最近佐藤が手ごたえを感じたのは、骨粗しょう症の新薬が申請されたことだという。「この申請には、私が実施した試験も含まれていました。申請後もその対応で本社や他部署の方々と接することが増え、仕事の幅はどんどん広がっています。この新薬の開発当初のデータを見ることがあるのですが、それらは現在の部長やグループマネージャーが若手の頃のものだったりするんです。これを見ていると長い時間とたくさんの実験を経て、ようやく申請にこぎつけたんだなぁと実感しますね。一つの薬が脈脈とバトンをつないでいる、そう思うと感慨深いです」。

ひとのために。

学生時代、微生物を用いて環境汚染物質を分解する研究をしていた佐藤。
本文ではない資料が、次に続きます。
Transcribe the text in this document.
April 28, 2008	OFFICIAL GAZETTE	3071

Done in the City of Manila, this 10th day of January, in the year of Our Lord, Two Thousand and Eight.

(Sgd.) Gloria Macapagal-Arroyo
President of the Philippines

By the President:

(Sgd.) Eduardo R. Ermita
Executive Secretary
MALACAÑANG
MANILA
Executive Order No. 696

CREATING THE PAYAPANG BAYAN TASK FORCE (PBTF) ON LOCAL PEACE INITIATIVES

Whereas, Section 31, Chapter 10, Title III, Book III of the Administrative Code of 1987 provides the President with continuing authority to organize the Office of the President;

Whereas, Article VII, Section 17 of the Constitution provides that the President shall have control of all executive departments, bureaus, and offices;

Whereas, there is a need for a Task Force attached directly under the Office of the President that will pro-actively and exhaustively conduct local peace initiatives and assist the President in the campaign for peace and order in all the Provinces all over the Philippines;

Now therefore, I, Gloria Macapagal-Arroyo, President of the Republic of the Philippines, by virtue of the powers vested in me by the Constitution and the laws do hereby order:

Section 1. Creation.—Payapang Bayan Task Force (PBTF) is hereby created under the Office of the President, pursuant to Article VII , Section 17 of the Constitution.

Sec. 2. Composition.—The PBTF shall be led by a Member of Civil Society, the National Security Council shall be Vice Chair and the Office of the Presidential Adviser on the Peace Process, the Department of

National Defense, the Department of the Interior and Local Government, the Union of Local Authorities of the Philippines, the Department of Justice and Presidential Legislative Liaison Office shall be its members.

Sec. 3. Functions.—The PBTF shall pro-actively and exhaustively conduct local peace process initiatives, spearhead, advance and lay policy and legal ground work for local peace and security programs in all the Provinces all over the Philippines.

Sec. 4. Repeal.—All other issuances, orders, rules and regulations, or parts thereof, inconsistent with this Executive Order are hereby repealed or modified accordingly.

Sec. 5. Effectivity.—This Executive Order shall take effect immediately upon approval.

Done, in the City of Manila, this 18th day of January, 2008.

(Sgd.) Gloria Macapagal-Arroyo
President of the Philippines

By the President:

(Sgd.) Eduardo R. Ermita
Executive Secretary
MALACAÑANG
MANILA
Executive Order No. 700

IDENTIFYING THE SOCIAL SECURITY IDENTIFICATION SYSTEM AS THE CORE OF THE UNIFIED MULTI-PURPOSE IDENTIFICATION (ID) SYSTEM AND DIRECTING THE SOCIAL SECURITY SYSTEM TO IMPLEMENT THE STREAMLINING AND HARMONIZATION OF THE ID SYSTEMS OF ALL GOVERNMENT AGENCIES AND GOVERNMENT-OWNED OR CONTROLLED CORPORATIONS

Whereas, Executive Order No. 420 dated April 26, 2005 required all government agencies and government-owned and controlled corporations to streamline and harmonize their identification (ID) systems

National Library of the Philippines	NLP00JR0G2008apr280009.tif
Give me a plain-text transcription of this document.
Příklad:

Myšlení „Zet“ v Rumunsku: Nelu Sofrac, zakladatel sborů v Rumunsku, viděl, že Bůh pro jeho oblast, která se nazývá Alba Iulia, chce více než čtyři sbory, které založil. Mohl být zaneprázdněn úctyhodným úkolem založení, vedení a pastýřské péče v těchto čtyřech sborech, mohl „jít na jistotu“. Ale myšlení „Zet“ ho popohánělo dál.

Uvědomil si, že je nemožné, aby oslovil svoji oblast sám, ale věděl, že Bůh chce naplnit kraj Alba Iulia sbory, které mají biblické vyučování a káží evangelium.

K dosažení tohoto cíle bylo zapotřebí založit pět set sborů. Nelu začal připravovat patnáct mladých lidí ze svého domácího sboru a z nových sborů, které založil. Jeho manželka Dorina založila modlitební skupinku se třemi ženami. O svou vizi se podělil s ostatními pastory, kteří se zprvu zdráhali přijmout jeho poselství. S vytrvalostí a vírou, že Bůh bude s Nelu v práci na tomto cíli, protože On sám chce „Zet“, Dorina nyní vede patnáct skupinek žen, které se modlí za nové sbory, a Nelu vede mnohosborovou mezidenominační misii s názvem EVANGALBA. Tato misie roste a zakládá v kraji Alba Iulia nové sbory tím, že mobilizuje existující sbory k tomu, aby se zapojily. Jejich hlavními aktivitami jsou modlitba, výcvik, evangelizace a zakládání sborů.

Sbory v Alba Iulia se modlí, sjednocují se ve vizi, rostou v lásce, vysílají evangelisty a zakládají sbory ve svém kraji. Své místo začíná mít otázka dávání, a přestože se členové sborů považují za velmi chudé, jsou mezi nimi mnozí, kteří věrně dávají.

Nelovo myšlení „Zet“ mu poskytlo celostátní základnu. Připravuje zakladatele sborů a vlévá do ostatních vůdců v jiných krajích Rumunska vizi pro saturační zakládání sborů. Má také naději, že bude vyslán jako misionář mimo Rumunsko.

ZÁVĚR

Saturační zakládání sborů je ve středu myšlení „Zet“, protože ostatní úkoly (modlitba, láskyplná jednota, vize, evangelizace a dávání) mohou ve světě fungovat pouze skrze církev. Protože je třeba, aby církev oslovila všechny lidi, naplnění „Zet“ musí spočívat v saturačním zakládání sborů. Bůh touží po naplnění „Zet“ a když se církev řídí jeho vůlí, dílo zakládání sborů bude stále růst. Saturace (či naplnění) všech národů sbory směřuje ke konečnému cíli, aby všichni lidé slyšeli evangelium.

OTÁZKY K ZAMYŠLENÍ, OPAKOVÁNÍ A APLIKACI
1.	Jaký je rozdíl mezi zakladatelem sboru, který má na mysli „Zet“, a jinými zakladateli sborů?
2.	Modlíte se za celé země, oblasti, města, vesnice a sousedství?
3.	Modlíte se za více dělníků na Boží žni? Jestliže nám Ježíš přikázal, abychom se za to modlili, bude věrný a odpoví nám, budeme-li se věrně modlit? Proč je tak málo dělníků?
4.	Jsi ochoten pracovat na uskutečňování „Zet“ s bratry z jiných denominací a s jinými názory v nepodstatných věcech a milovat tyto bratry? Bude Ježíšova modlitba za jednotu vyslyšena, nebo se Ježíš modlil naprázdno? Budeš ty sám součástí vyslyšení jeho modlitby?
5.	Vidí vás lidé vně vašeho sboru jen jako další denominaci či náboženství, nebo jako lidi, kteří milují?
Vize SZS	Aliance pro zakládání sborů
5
「実は、祖父ががんで亡くなったため、人のためになることがしたいと考えていました。中外製薬に惹きつけられたのは何といっても雰囲気の良さです。最終面接で役員の方が『まだ大きな会社ではないけれど、きっと人のために何かできることがある、だからここで研究することには意味がある』とおっしゃっていたことに心を打たれました。もちろん私にとって中外製薬は大企業です。そんな大企業の役員の方が“ひとのために”と謙虚な気持ちでと向き合っている姿はとても魅力的でした」。



前臨床という仕事。

入社すぐに佐藤はDDS(ドラッグデリバリーシステム)という部署に配属された。「ちょうど、DDSの立ち上げ期で一緒に成長した感があります。ここでは、ある基材(ゲル)のなかに薬物を封入し、体内に投与したときの徐放効果を高める研究をしていました。つまり投与頻度を減らし、患者さんの負担を軽減するというものです」。しかしこの研究は、直接薬そのものにかかわる研究ではないため、当初はモチベーションの維持が大変だったと佐藤は言う。「正直なところ、製薬会社に入ったと思ったのに、思うように結果が出せず、患者さんに届けられる薬にできない。毎日が苦労の連続でした」。そんなとまどいを感じていた佐藤だが、3年目を迎える頃動物実験にまでこぎつけた。「そこで望んだ効果が得られ、一つの進展を感じられたときはとても嬉しかったです」。